In the middle of a digital strategy project, there can be so many steps left to complete that the end result can seem elusive. Keeping an eye on the big picture of what we’re doing and why we’re doing it not only creates clarity but motivates everyone to keep marching towards the goal.
The same can be true with making a great wine. There are so many steps over the course of several seasons that it can sometimes be hard to envision the end result. For example, when pruning the vines in the winter, you need to think forward to the harvest and imagine what you want the vines to look like eight months down the road. This vision is critical and guides the pruning process, ensuring a desirable harvest. And when things get tough, the best motivation for keeping the big picture in mind is enjoying the fruits of our labor from the last year’s harvest to remember the journey.

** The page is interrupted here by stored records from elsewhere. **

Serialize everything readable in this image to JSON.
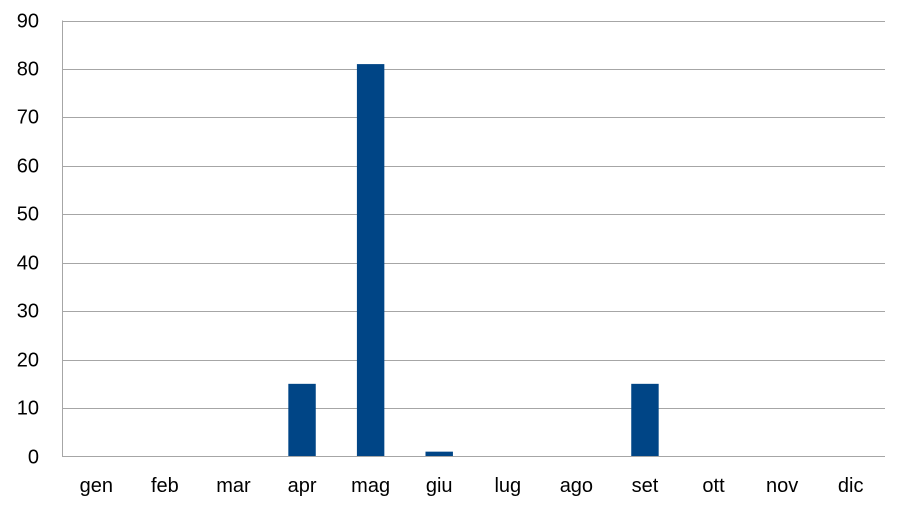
{
  "chart_data": {
    "type": "bar",
    "categories": [
      "gen",
      "feb",
      "mar",
      "apr",
      "mag",
      "giu",
      "lug",
      "ago",
      "set",
      "ott",
      "nov",
      "dic"
    ],
    "series": [
      {
        "values": [
          0,
          0,
          0,
          15,
          81,
          1,
          0,
          0,
          15,
          0,
          0,
          0
        ]
      }
    ],
    "title": "",
    "xlabel": "",
    "ylabel": "",
    "ylim": [
      0,
      90
    ],
    "yticks": [
      0,
      10,
      20,
      30,
      40,
      50,
      60,
      70,
      80,
      90
    ],
    "grid": true,
    "legend": "none",
    "colors": {
      "bar": "#004586",
      "grid": "#a6a6a6",
      "text": "#000000"
    }
  }
}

- Connecting the dots is critical. How does the customer experience relate to the employee experience? Are employees empowered to help the customer with the best technology and tools? Do customers feel cared for throughout their journey with a business? Asking these questions and understanding the relationships between all stakeholders is so important when crafting a digital strategy that works for the client, their employees and their customers.

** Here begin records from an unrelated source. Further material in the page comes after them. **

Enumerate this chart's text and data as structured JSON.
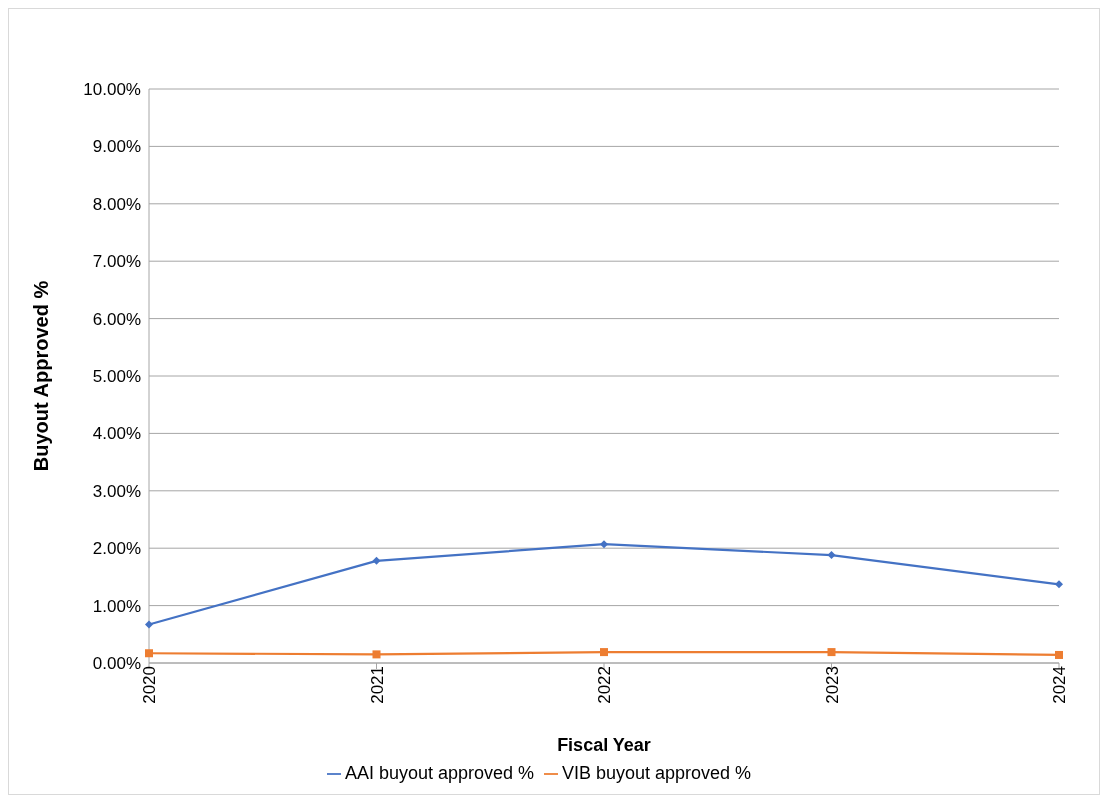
{
  "chart_data": {
    "type": "line",
    "xlabel": "Fiscal Year",
    "ylabel": "Buyout Approved %",
    "categories": [
      "2020",
      "2021",
      "2022",
      "2023",
      "2024"
    ],
    "series": [
      {
        "name": "AAI buyout approved %",
        "color": "#4472c4",
        "marker": "diamond",
        "values": [
          0.67,
          1.78,
          2.07,
          1.88,
          1.37
        ]
      },
      {
        "name": "VIB buyout approved %",
        "color": "#ed7d31",
        "marker": "square",
        "values": [
          0.17,
          0.15,
          0.19,
          0.19,
          0.14
        ]
      }
    ],
    "ylim": [
      0,
      10
    ],
    "yticks": [
      {
        "value": 0,
        "label": "0.00%"
      },
      {
        "value": 1,
        "label": "1.00%"
      },
      {
        "value": 2,
        "label": "2.00%"
      },
      {
        "value": 3,
        "label": "3.00%"
      },
      {
        "value": 4,
        "label": "4.00%"
      },
      {
        "value": 5,
        "label": "5.00%"
      },
      {
        "value": 6,
        "label": "6.00%"
      },
      {
        "value": 7,
        "label": "7.00%"
      },
      {
        "value": 8,
        "label": "8.00%"
      },
      {
        "value": 9,
        "label": "9.00%"
      },
      {
        "value": 10,
        "label": "10.00%"
      }
    ],
    "grid": "y",
    "legend": "bottom",
    "line_style": "solid"
  }
}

In a recent modern workplace project for a large financial services company, I was able to help the client understand the integral relationship between the technology platforms used by employees and how improvements to the workplace experience would facilitate easier collaboration across the globe and ultimately improve the customer experience as well. It was gratifying to learn from a friend of mine who works at that same company that the improvements we helped put into place made a difference on his ability to do his job.
Understanding how each variable affects the quality of a wine grape requires the same kind of approach. Throughout the growing cycle, I must be able to understand the relationships between sunshine, water, pruning techniques, TLC and grape selection — and how they all work together to create a bountiful harvest and quality wine.

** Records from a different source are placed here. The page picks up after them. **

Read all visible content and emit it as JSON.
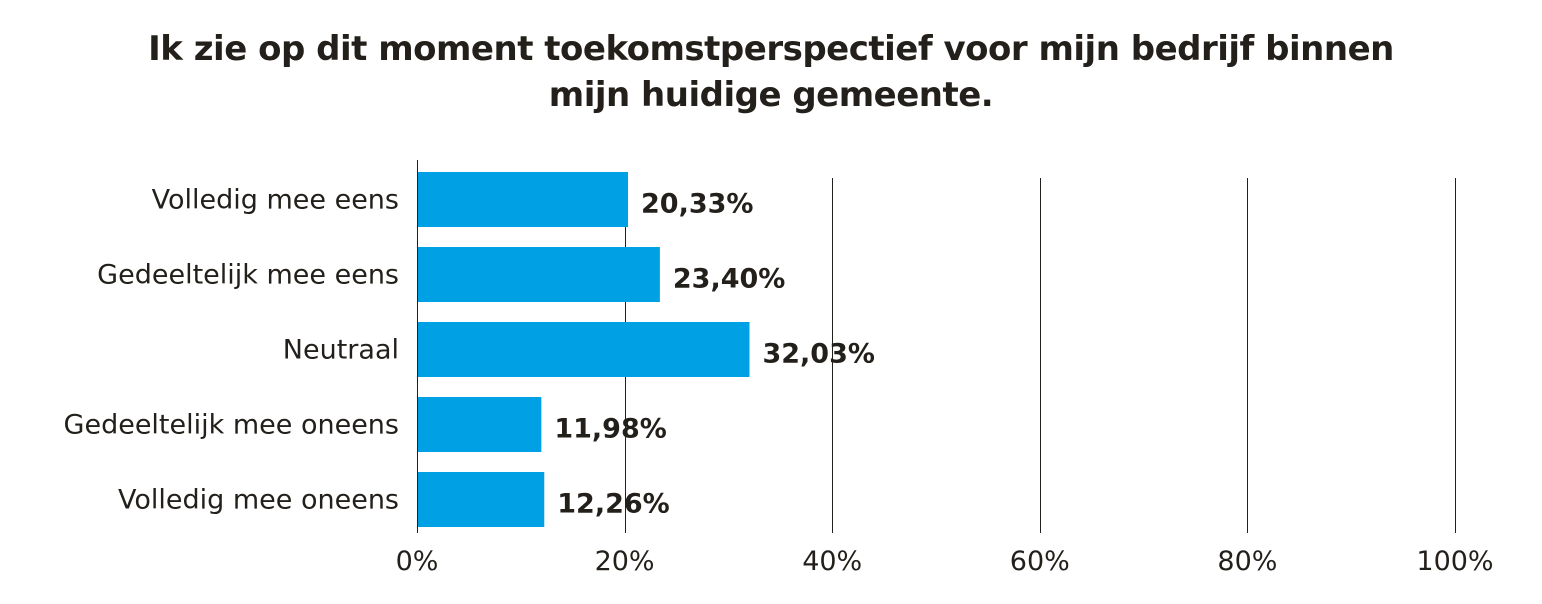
{
  "chart_data": {
    "type": "bar",
    "orientation": "horizontal",
    "title_lines": [
      "Ik zie op dit moment toekomstperspectief voor mijn bedrijf binnen",
      "mijn huidige gemeente."
    ],
    "categories": [
      "Volledig mee eens",
      "Gedeeltelijk mee eens",
      "Neutraal",
      "Gedeeltelijk mee oneens",
      "Volledig mee oneens"
    ],
    "values": [
      20.33,
      23.4,
      32.03,
      11.98,
      12.26
    ],
    "value_labels": [
      "20,33%",
      "23,40%",
      "32,03%",
      "11,98%",
      "12,26%"
    ],
    "xlim": [
      0,
      100
    ],
    "x_ticks": [
      0,
      20,
      40,
      60,
      80,
      100
    ],
    "x_tick_labels": [
      "0%",
      "20%",
      "40%",
      "60%",
      "80%",
      "100%"
    ],
    "grid": true,
    "legend": "none",
    "bar_color": "#00a0e4"
  }
}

- Enjoy the journey. Within each digital transformation project I’ve worked on, there comes a point where roadblocks must be removed in order to continue to make progress. My life in the vineyard is no different: There always comes a point where it appears that conditions seemingly have conspired against a bountiful harvest. I’ve learned along the way that these challenges, too, must be viewed as gifts.
Every step in a process — whether it be crafting and executing a digital strategy, winemaking or growing your career — has its challenges and opportunities. The point is to savor both: Be grateful when things go just right and be open to learning and growing when a challenge presents itself.
Ralph Waldo Emerson is famous for his inspiring quote, “Life is a journey, not a destination.” The same is true for the work that I do for my clients everyday — and for the journey of winemaking. Both require passion, creativity, patience and tenacity to get the job done — and an invitation to enjoy the journey wherever it leads.